From their time studying the platform and experimenting with content, Munslow and her team figured out that their audience deeply cared about what was happening around the world, but they wanted the news presented in bite-sized portions sans the kind of spin you’d find on a 24-hour news network. The team started packaging up into concise summaries of the news of the day, and the account took off.

For Gay, who left her job managing creator partnerships at Patreon to strike out on her own, being thoughtful about audience building early on was essential:

“I think one of the biggest insights that I drew from my time at Patreon that I apply now to my own work, is to build your audience, not just build an audience,” Gay said. ” … If you want to grow really fast, you can do that. There are all kinds of growth hacks and tactics. And oh, trust me, there are people on the internet ready to tell you about them. But in my opinion, you will build an audience that doesn’t necessarily care about you and what you’re making. And the reason that I think it’s important to focus on compromising the speed of growth, like the slope of that line for the direction of that line to be just going up and to the right, is that ultimately, you don’t just want an audience that you can say, look how many followers I have on the internet. You want an audience, you can do something with them.”

As Gay sees it, by focusing on audience quality over quantity, your followers will be more likely to buy a product, sign up for a webinar or otherwise engage with the stuff you’re putting out in the world.

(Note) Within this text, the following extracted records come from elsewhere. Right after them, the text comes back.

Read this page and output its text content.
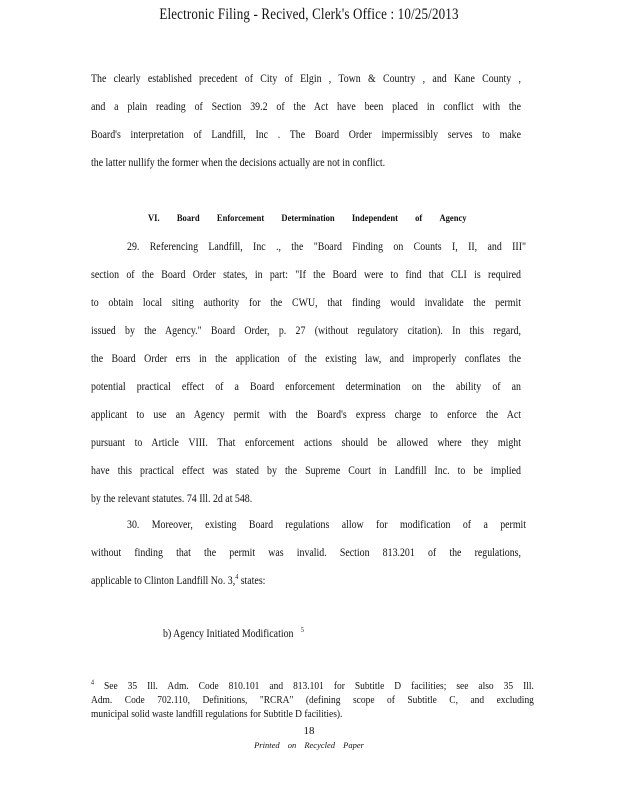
Electronic Filing - Recived, Clerk's Office : 10/25/2013
The clearly established precedent of City of Elgin , Town & Country , and Kane County ,
and a plain reading of Section 39.2 of the Act have been placed in conflict with the
Board's interpretation of Landfill, Inc . The Board Order impermissibly serves to make
the latter nullify the former when the decisions actually are not in conflict.
VI. Board Enforcement Determination Independent of Agency
29. Referencing Landfill, Inc ., the "Board Finding on Counts I, II, and III"
section of the Board Order states, in part: "If the Board were to find that CLI is required
to obtain local siting authority for the CWU, that finding would invalidate the permit
issued by the Agency." Board Order, p. 27 (without regulatory citation). In this regard,
the Board Order errs in the application of the existing law, and improperly conflates the
potential practical effect of a Board enforcement determination on the ability of an
applicant to use an Agency permit with the Board's express charge to enforce the Act
pursuant to Article VIII. That enforcement actions should be allowed where they might
have this practical effect was stated by the Supreme Court in Landfill Inc. to be implied
by the relevant statutes. 74 Ill. 2d at 548.
30. Moreover, existing Board regulations allow for modification of a permit
without finding that the permit was invalid. Section 813.201 of the regulations,
applicable to Clinton Landfill No. 3,$^4$ states:
b) Agency Initiated Modification $^5$
$^4$ See 35 Ill. Adm. Code 810.101 and 813.101 for Subtitle D facilities; see also 35 Ill.
Adm. Code 702.110, Definitions, "RCRA" (defining scope of Subtitle C, and excluding
municipal solid waste landfill regulations for Subtitle D facilities).
18
Printed on Recycled Paper
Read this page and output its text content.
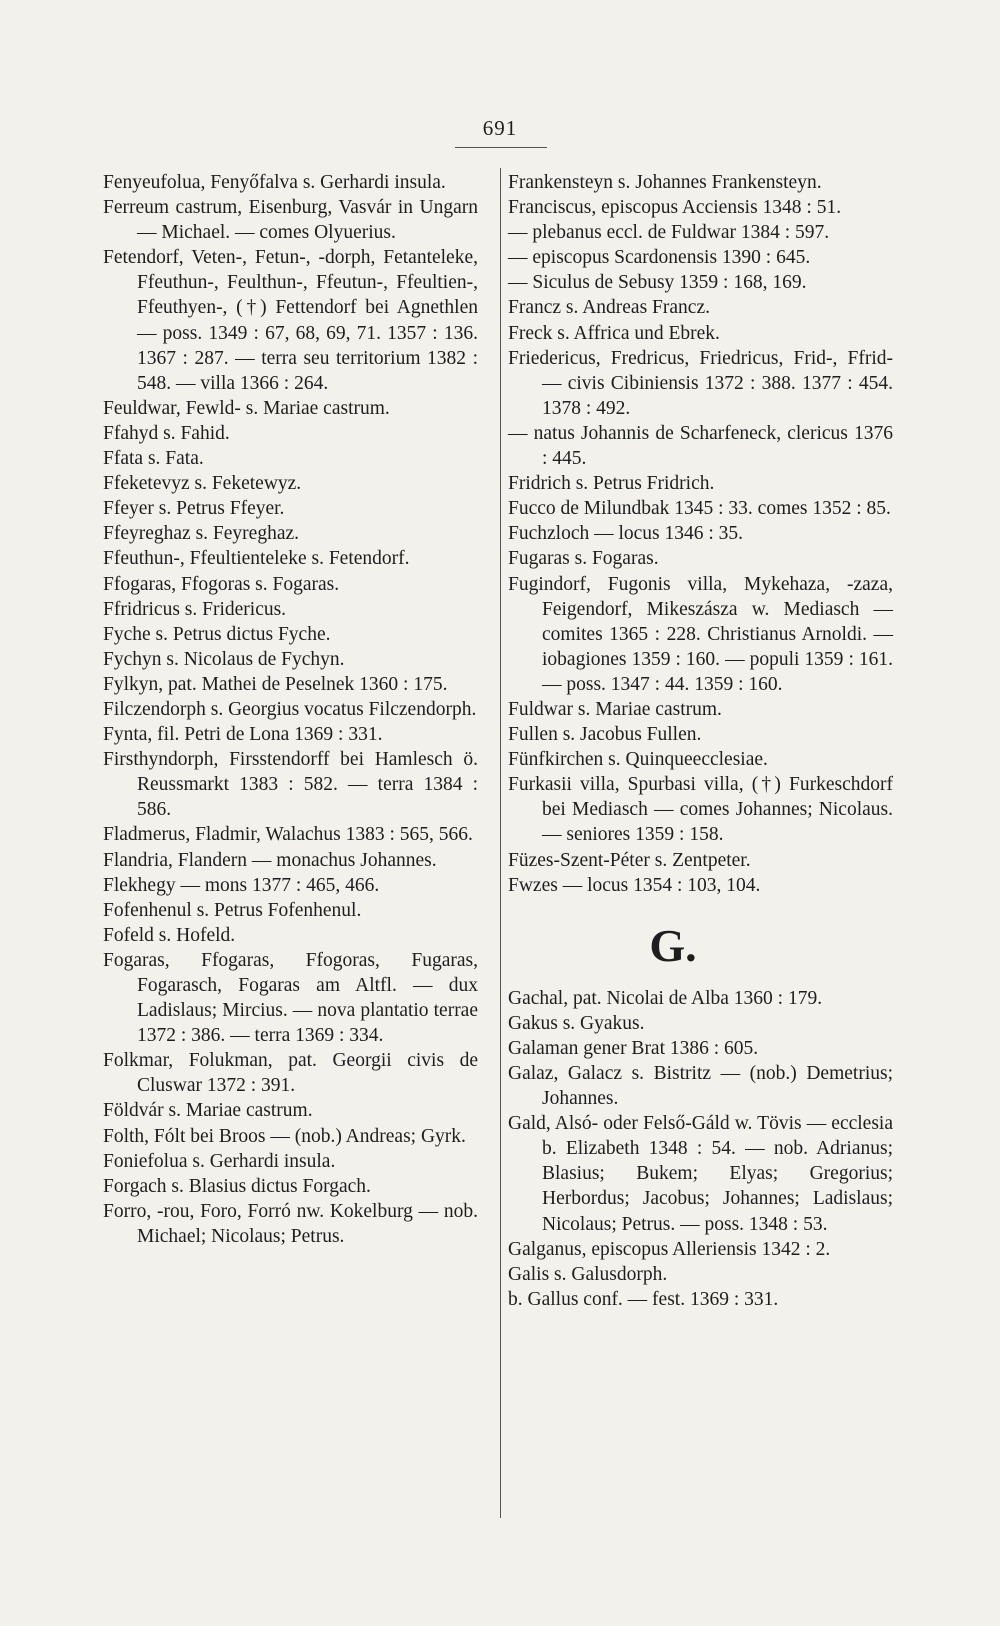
691

Fenyeufolua, Fenyőfalva s. Gerhardi insula.

Ferreum castrum, Eisenburg, Vasvár in Ungarn — Michael. — comes Olyuerius.

Fetendorf, Veten-, Fetun-, -dorph, Fetanteleke, Ffeuthun-, Feulthun-, Ffeutun-, Ffeultien-, Ffeuthyen-, (†) Fettendorf bei Agnethlen — poss. 1349 : 67, 68, 69, 71. 1357 : 136. 1367 : 287. — terra seu territorium 1382 : 548. — villa 1366 : 264.

Feuldwar, Fewld- s. Mariae castrum.

Ffahyd s. Fahid.

Ffata s. Fata.

Ffeketevyz s. Feketewyz.

Ffeyer s. Petrus Ffeyer.

Ffeyreghaz s. Feyreghaz.

Ffeuthun-, Ffeultienteleke s. Fetendorf.

Ffogaras, Ffogoras s. Fogaras.

Ffridricus s. Fridericus.

Fyche s. Petrus dictus Fyche.

Fychyn s. Nicolaus de Fychyn.

Fylkyn, pat. Mathei de Peselnek 1360 : 175.

Filczendorph s. Georgius vocatus Filczendorph.

Fynta, fil. Petri de Lona 1369 : 331.

Firsthyndorph, Firsstendorff bei Hamlesch ö. Reussmarkt 1383 : 582. — terra 1384 : 586.

Fladmerus, Fladmir, Walachus 1383 : 565, 566.

Flandria, Flandern — monachus Johannes.

Flekhegy — mons 1377 : 465, 466.

Fofenhenul s. Petrus Fofenhenul.

Fofeld s. Hofeld.

Fogaras, Ffogaras, Ffogoras, Fugaras, Fogarasch, Fogaras am Altfl. — dux Ladislaus; Mircius. — nova plantatio terrae 1372 : 386. — terra 1369 : 334.

Folkmar, Folukman, pat. Georgii civis de Cluswar 1372 : 391.

Földvár s. Mariae castrum.

Folth, Fólt bei Broos — (nob.) Andreas; Gyrk.

Foniefolua s. Gerhardi insula.

Forgach s. Blasius dictus Forgach.

Forro, -rou, Foro, Forró nw. Kokelburg — nob. Michael; Nicolaus; Petrus.

Frankensteyn s. Johannes Frankensteyn.

Franciscus, episcopus Acciensis 1348 : 51.

— plebanus eccl. de Fuldwar 1384 : 597.

— episcopus Scardonensis 1390 : 645.

— Siculus de Sebusy 1359 : 168, 169.

Francz s. Andreas Francz.

Freck s. Affrica und Ebrek.

Friedericus, Fredricus, Friedricus, Frid-, Ffrid- — civis Cibiniensis 1372 : 388. 1377 : 454. 1378 : 492.

— natus Johannis de Scharfeneck, clericus 1376 : 445.

Fridrich s. Petrus Fridrich.

Fucco de Milundbak 1345 : 33. comes 1352 : 85.

Fuchzloch — locus 1346 : 35.

Fugaras s. Fogaras.

Fugindorf, Fugonis villa, Mykehaza, -zaza, Feigendorf, Mikeszásza w. Mediasch — comites 1365 : 228. Christianus Arnoldi. — iobagiones 1359 : 160. — populi 1359 : 161. — poss. 1347 : 44. 1359 : 160.

Fuldwar s. Mariae castrum.

Fullen s. Jacobus Fullen.

Fünfkirchen s. Quinqueecclesiae.

Furkasii villa, Spurbasi villa, (†) Furkeschdorf bei Mediasch — comes Johannes; Nicolaus. — seniores 1359 : 158.

Füzes-Szent-Péter s. Zentpeter.

Fwzes — locus 1354 : 103, 104.

G.

Gachal, pat. Nicolai de Alba 1360 : 179.

Gakus s. Gyakus.

Galaman gener Brat 1386 : 605.

Galaz, Galacz s. Bistritz — (nob.) Demetrius; Johannes.

Gald, Alsó- oder Felső-Gáld w. Tövis — ecclesia b. Elizabeth 1348 : 54. — nob. Adrianus; Blasius; Bukem; Elyas; Gregorius; Herbordus; Jacobus; Johannes; Ladislaus; Nicolaus; Petrus. — poss. 1348 : 53.

Galganus, episcopus Alleriensis 1342 : 2.

Galis s. Galusdorph.

b. Gallus conf. — fest. 1369 : 331.
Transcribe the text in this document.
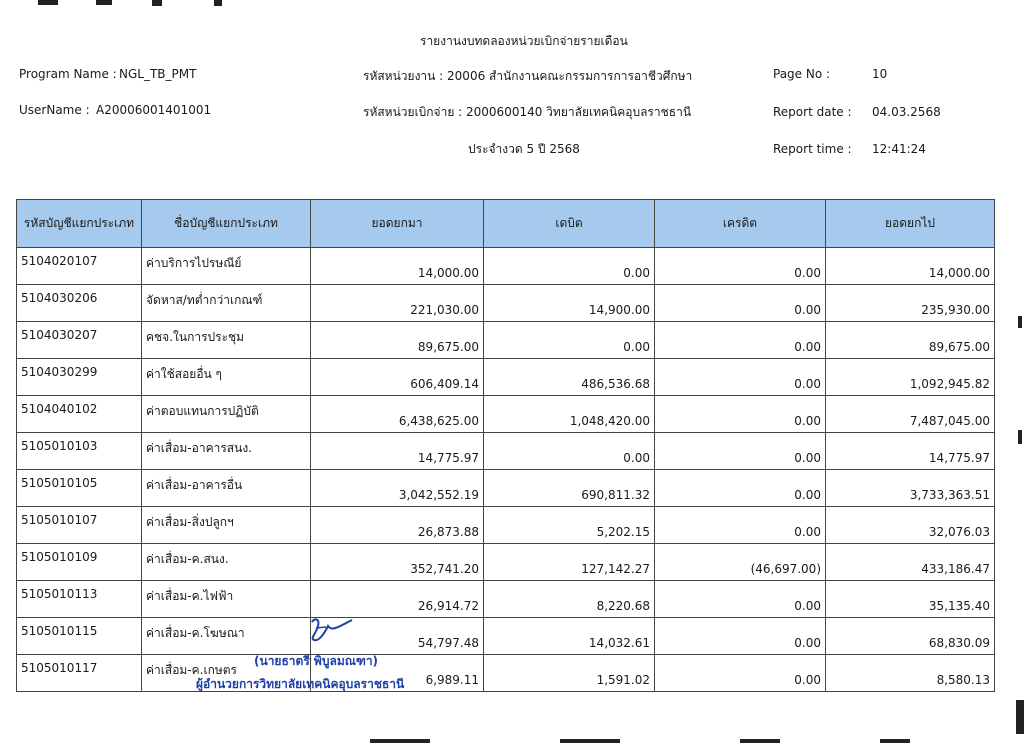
รายงานงบทดลองหน่วยเบิกจ่ายรายเดือน
Program Name : NGL_TB_PMT
UserName : A20006001401001
รหัสหน่วยงาน : 20006 สำนักงานคณะกรรมการการอาชีวศึกษา
รหัสหน่วยเบิกจ่าย : 2000600140 วิทยาลัยเทคนิคอุบลราชธานี
ประจำงวด 5 ปี 2568
Page No :	10
Report date : 04.03.2568
Report time : 12:41:24
รหัสบัญชีแยกประเภท	ชื่อบัญชีแยกประเภท	ยอดยกมา	เดบิต	เครดิต	ยอดยกไป
5104020107	ค่าบริการไปรษณีย์	14,000.00	0.00	0.00	14,000.00
5104030206	จัดหาส/ทต่ำกว่าเกณฑ์	221,030.00	14,900.00	0.00	235,930.00
5104030207	คชจ.ในการประชุม	89,675.00	0.00	0.00	89,675.00
5104030299	ค่าใช้สอยอื่น ๆ	606,409.14	486,536.68	0.00	1,092,945.82
5104040102	ค่าตอบแทนการปฏิบัติ	6,438,625.00	1,048,420.00	0.00	7,487,045.00
5105010103	ค่าเสื่อม-อาคารสนง.	14,775.97	0.00	0.00	14,775.97
5105010105	ค่าเสื่อม-อาคารอื่น	3,042,552.19	690,811.32	0.00	3,733,363.51
5105010107	ค่าเสื่อม-สิ่งปลูกฯ	26,873.88	5,202.15	0.00	32,076.03
5105010109	ค่าเสื่อม-ค.สนง.	352,741.20	127,142.27	(46,697.00)	433,186.47
5105010113	ค่าเสื่อม-ค.ไฟฟ้า	26,914.72	8,220.68	0.00	35,135.40
5105010115	ค่าเสื่อม-ค.โฆษณา	54,797.48	14,032.61	0.00	68,830.09
5105010117	ค่าเสื่อม-ค.เกษตร	6,989.11	1,591.02	0.00	8,580.13
(นายธาตรี พิบูลมณฑา)
ผู้อำนวยการวิทยาลัยเทคนิคอุบลราชธานี
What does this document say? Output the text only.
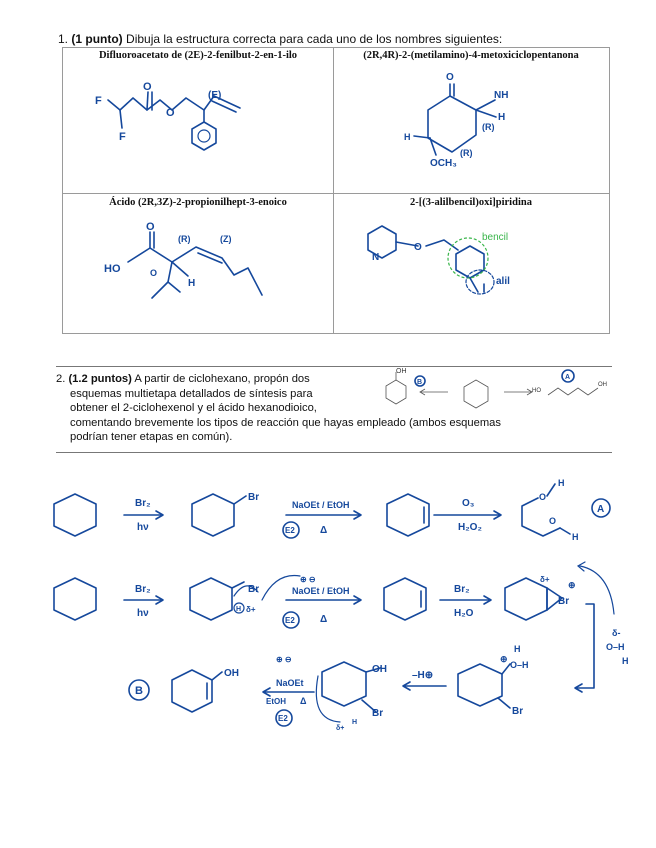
1. (1 punto) Dibuja la estructura correcta para cada uno de los nombres siguientes:
Difluoroacetato de (2E)-2-fenilbut-2-en-1-ilo	(2R,4R)-2-(metilamino)-4-metoxiciclopentanona
Ácido (2R,3Z)-2-propionilhept-3-enoico	2-[(3-alilbencil)oxi]piridina
2. (1.2 puntos) A partir de ciclohexano, propón dos
esquemas multietapa detallados de síntesis para
obtener el 2-ciclohexenol y el ácido hexanodioico,
comentando brevemente los tipos de reacción que hayas empleado (ambos esquemas
podrían tener etapas en común).
F
F
O
O
(E)
O
NH
H
(R)
H
OCH₃
(R)
O
HO
(R)	(Z)
H
O
N
O
bencil
alil
OH
B
A
HO
OH
Br₂
hν
Br
NaOEt / EtOH
E2	Δ
O₃
H₂O₂
H
H
O
O
A
Br₂
hν
Br
H δ+
⊕ ⊖
NaOEt / EtOH
E2	Δ
Br₂
H₂O
δ+
Br
⊕
δ-
O–H
H
B
OH
⊕ ⊖
NaOEt
EtOH Δ
E2
OH
Br
H
δ+
–H⊕
⊕
O–H
H
Br
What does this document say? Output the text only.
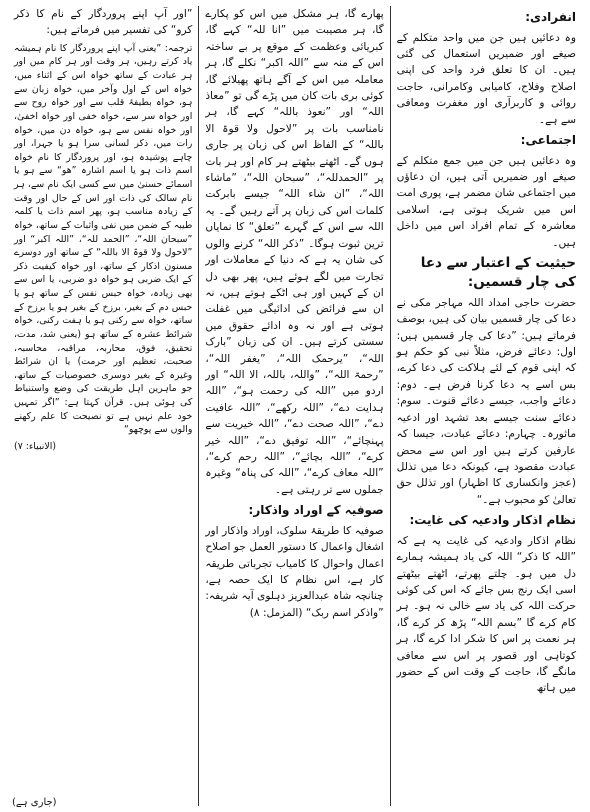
انفرادی:

وہ دعائیں ہیں جن میں واحد متکلم کے صیغے اور ضمیریں استعمال کی گئی ہیں۔ ان کا تعلق فرد واحد کی اپنی اصلاح وفلاح، کامیابی وکامرانی، حاجت روائی و کاربرآری اور مغفرت ومعافی سے ہے۔

اجتماعی:

وہ دعائیں ہیں جن میں جمع متکلم کے صیغے اور ضمیریں آتی ہیں، ان دعاؤں میں اجتماعی شان مضمر ہے، پوری امت اس میں شریک ہوتی ہے، اسلامی معاشرہ کے تمام افراد اس میں داخل ہیں۔

حیثیت کے اعتبار سے دعا کی چار قسمیں:

حضرت حاجی امداد اللہ مہاجر مکی نے دعا کی چار قسمیں بیان کی ہیں، بوصف فرماتے ہیں: ”دعا کی چار قسمیں ہیں: اول: دعائے فرض، مثلاً نبی کو حکم ہو کہ اپنی قوم کے لئے ہلاکت کی دعا کرے، بس اسے یہ دعا کرنا فرض ہے۔ دوم: دعائے واجب، جیسے دعائے قنوت۔ سوم: دعائے سنت جیسے بعد تشہد اور ادعیہ ماثورہ۔ چہارم: دعائے عبادت، جیسا کہ عارفین کرتے ہیں اور اس سے محض عبادت مقصود ہے، کیونکہ دعا میں تذلل (عجز وانکساری کا اظہار) اور تذلل حق تعالیٰ کو محبوب ہے۔“

نظام اذکار وادعیہ کی غایت:

نظام اذکار وادعیہ کی غایت یہ ہے کہ ”اللہ کا ذکر“ اللہ کی یاد ہمیشہ ہمارے دل میں ہو۔ چلتے پھرتے، اٹھتے بیٹھتے اسی ایک رنج بس جائے کہ اس کی کوئی حرکت اللہ کی یاد سے خالی نہ ہو۔ ہر کام کرے گا ”بسم اللہ“ پڑھ کر کرے گا، ہر نعمت پر اس کا شکر ادا کرے گا، ہر کوتاہی اور قصور پر اس سے معافی مانگے گا، حاجت کے وقت اس کے حضور میں ہاتھ

پھارے گا، ہر مشکل میں اس کو پکارے گا، ہر مصیبت میں ”انا للہ“ کہے گا، کبریائی وعظمت کے موقع پر بے ساختہ اس کے منہ سے ”اللہ اکبر“ نکلے گا، ہر معاملہ میں اس کے آگے ہاتھ پھیلائے گا، کوئی بری بات کان میں پڑے گی تو ”معاذ اللہ“ اور ”نعوذ باللہ“ کہے گا، ہر نامناسب بات پر ”لاحول ولا قوۃ الا باللہ“ کے الفاظ اس کی زبان پر جاری ہوں گے۔ اٹھتے بیٹھتے ہر کام اور ہر بات پر ”الحمدللہ“، ”سبحان اللہ“، ”ماشاء اللہ“، ”ان شاء اللہ“ جیسے بابرکت کلمات اس کی زبان پر آتے رہیں گے۔ یہ اللہ سے اس کے گہرے ”تعلق“ کا نمایاں ترین ثبوت ہوگا۔ ”ذکر اللہ“ کرنے والوں کی شان یہ ہے کہ دنیا کے معاملات اور تجارت میں لگے ہوئے ہیں، پھر بھی دل ان کے کہیں اور ہی اٹکے ہوتے ہیں، نہ ان سے فرائض کی ادائیگی میں غفلت ہوتی ہے اور نہ وہ ادائے حقوق میں سستی کرتے ہیں۔ ان کی زبان ”بارک اللہ“، ”یرحمک اللہ“، ”یغفر اللہ“، ”رحمۃ اللہ“، ”واللہ، باللہ، الا اللہ“ اور اردو میں ”اللہ کی رحمت ہو“، ”اللہ ہدایت دے“، ”اللہ رکھے“، ”اللہ عافیت دے“، ”اللہ صحت دے“، ”اللہ خیریت سے پہنچائے“، ”اللہ توفیق دے“، ”اللہ خیر کرے“، ”اللہ بچائے“، ”اللہ رحم کرے“، ”اللہ معاف کرے“، ”اللہ کی پناہ“ وغیرہ جملوں سے تر رہتی ہے۔

صوفیہ کے اوراد واذکار:

صوفیہ کا طریقۂ سلوک، اوراد واذکار اور اشغال واعمال کا دستور العمل جو اصلاح اعمال واحوال کا کامیاب تجرباتی طریقہ کار ہے، اس نظام کا ایک حصہ ہے، چنانچہ شاہ عبدالعزیز دہلوی آیہ شریفہ: ”واذکر اسم ربک“ (المزمل: ۸)

”اور آپ اپنے پروردگار کے نام کا ذکر کرو“ کی تفسیر میں فرماتے ہیں:

ترجمہ: ”یعنی آپ اپنے پروردگار کا نام ہمیشہ یاد کرتے رہیں، ہر وقت اور ہر کام میں اور ہر عبادت کے ساتھ خواہ اس کے اثناء میں، خواہ اس کے اول وآخر میں، خواہ زبان سے ہو، خواہ بطیفۂ قلب سے اور خواہ روح سے اور خواہ سر سے، خواہ خفی اور خواہ اخفیٰ، اور خواہ نفس سے ہو، خواہ دن میں، خواہ رات میں، ذکر لسانی سرا ہو یا جہرا، اور چاہے پوشیدہ ہو، اور پروردگار کا نام خواہ اسم ذات ہو یا اسم اشارہ ”ھو“ سے ہو یا اسمائے حسنیٰ میں سے کسی ایک نام سے، ہر نام سالک کی ذات اور اس کے حال اور وقت کے زیادہ مناسب ہو، پھر اسم ذات یا کلمہ طیبہ کے ضمن میں نفی واثبات کے ساتھ، خواہ ”سبحان اللہ“، ”الحمد للہ“، ”اللہ اکبر“ اور ”لاحول ولا قوۃ الا باللہ“ کے ساتھ اور دوسرے مسنون اذکار کے ساتھ، اور خواہ کیفیت ذکر کے ایک ضربی ہو خواہ دو ضربی، یا اس سے بھی زیادہ، خواہ حبس نفس کے ساتھ ہو یا حبس دم کے بغیر، برزخ کے بغیر ہو یا برزخ کے ساتھ، خواہ سے رکنی ہو یا ہفت رکنی، خواہ شرائط عشرہ کے ساتھ ہو (یعنی شد، مدت، تحقیق، فوق، محاربہ، مراقبہ، محاسبہ، صحبت، تعظیم اور حرمت) یا ان شرائط وغیرہ کے بغیر دوسری خصوصیات کے ساتھ، جو ماہرین اہل طریقت کی وضع واستنباط کی ہوئی ہیں۔ قرآن کہتا ہے: ”اگر تمہیں خود علم نہیں ہے تو نصیحت کا علم رکھنے والوں سے پوچھو“

(الانبیاء: ۷)
(جاری ہے)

“If you spent all your time just growing a big audience that doesn’t actually care about what you’re making, they’re not going to take any action, they’re not going to watch the video or buy the thing or go to the event,” Gay said.

Growing more slowly and deliberately can be frustrating and it can involve some trial and error, but it’s the right long-term move for a lot of people and brands trying to make content that resonates.

Whether you’re a brand looking to partner with creators or one looking to copy some of their platform savvy, understanding and respecting the deep well of knowledge it takes to fluidly communicate through social platforms is essential, according to Munslow.

“You know, I personally have come to believe that everyone is a creator — in some way, you are creating something and you’re putting it out online — and I also think that brands, businesses, we should take creators seriously. It’s hard work,” Munslow said. ” … Brands should be leveraging and using the power of creators because they understand these platforms extremely, extremely well.”